After two decades of unrivaled dominion over the entire messaging realm, texting has finally met a challenger that might just topple it from its throne: instant messaging apps. A study by Deloite found that the number of text messages sent in 2013 had taken a dramatic fall from 152 billion to 145 billion. Meanwhile, the number of instant messages sent in 2013 rose from 52 billion to a whopping 160 billion.

So, is texting taking its final gasps of breath?

The Rise Of The Instant Messaging Apps

Instant messaging online isn’t a new thing by any means. Anyone born in the early ’90s will be able to tell you about the hours they spent chatting to friends on MSN’s service.

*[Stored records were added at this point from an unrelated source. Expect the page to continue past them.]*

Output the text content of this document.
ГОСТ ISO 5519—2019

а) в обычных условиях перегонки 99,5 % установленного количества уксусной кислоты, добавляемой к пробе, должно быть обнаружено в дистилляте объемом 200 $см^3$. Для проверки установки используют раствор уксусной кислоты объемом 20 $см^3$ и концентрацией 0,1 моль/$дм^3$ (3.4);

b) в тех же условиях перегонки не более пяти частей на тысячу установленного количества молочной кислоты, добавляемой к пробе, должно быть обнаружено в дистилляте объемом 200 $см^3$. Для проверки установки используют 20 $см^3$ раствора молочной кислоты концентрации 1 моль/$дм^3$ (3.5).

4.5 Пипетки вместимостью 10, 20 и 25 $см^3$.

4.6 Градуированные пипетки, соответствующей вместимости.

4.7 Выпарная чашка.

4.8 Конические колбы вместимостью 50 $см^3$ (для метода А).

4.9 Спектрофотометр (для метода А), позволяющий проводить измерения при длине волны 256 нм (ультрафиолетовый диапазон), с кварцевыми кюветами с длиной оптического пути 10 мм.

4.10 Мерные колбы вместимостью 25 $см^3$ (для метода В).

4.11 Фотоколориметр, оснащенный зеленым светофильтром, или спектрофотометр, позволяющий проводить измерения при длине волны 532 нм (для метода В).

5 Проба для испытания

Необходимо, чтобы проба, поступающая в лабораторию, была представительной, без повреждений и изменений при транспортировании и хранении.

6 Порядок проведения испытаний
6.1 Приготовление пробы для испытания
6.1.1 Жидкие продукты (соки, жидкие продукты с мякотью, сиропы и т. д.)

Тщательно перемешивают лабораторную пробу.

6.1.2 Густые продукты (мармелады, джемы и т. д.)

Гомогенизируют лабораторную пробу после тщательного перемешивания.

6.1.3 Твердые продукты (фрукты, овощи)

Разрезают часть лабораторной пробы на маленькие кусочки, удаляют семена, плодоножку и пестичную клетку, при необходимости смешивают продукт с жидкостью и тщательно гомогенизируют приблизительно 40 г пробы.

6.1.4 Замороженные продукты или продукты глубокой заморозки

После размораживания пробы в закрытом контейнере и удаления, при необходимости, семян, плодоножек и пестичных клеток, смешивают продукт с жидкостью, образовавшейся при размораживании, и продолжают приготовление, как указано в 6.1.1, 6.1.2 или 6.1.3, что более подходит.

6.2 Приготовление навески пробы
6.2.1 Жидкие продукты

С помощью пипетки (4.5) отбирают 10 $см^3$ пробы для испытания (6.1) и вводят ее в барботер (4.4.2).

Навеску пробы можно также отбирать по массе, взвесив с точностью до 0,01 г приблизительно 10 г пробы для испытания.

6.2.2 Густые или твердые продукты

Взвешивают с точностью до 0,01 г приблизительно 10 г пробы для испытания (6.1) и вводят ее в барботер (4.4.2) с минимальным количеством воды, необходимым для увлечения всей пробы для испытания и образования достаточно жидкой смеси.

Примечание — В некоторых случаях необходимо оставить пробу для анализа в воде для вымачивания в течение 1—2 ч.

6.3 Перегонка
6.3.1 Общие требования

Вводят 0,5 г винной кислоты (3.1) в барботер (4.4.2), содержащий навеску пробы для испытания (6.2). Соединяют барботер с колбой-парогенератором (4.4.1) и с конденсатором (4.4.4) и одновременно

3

But the likes of MSN required you to sit at your computer screen or perch over your laptop in order to talk to people. In those days, that was the only way to receive an internet connection. If you wanted to send someone a message while you were out shopping or at work, for example, you would have to resort back to texting.

However, instant messaging now comes in the form of apps for mobile phone and tablet — both of which have the ability to connect you to the internet on the go. No longer do you have to be at a PC to instant message. No longer are instant messaging and texting separate entities. Apps have placed them on a completely level playing field.

Why Has There Been A Decline In Texting?

Many have argued that the level playing field is the reason why texting is in decline. For instance, operating phones has become so expensive with contracts, data packages and internet connection that people are looking to cut corners where they can. Why spend money on text messages when you send an instant message from a cheap (sometimes even free) app?

But, hold on, don’t most people now include text messaging in their monthly contracts with their network providers like, say, EE or o2? The real reason why instant messaging has become so popular might be something different altogether: it offers something new.

Time To Deliver Something New

Text messaging has held dominion over the messaging realm for so long it has never felt the need to change. Why fix something that’s not broke? As a result, it has lost the sense of fun. What was once a cool new way to keep in touch with your friends has now become old hat. When colourful new alternatives arrived on the scene that promised a wealth of new concepts — Snapchat with its ephemeral messages; WhatsApp and Kik with their sleek designs — users have understandably gravitated elsewhere.

So is texting taking its final gasps of breath? Well, no. At least, it doesn’t have to. Smartphones and their network providers have to realise that for the first time ever there is competition. They have to take this bad news not as a stab to the gut but a wake up call: deliver something fresh in order to offset this decline, to keep hold of the messaging crown.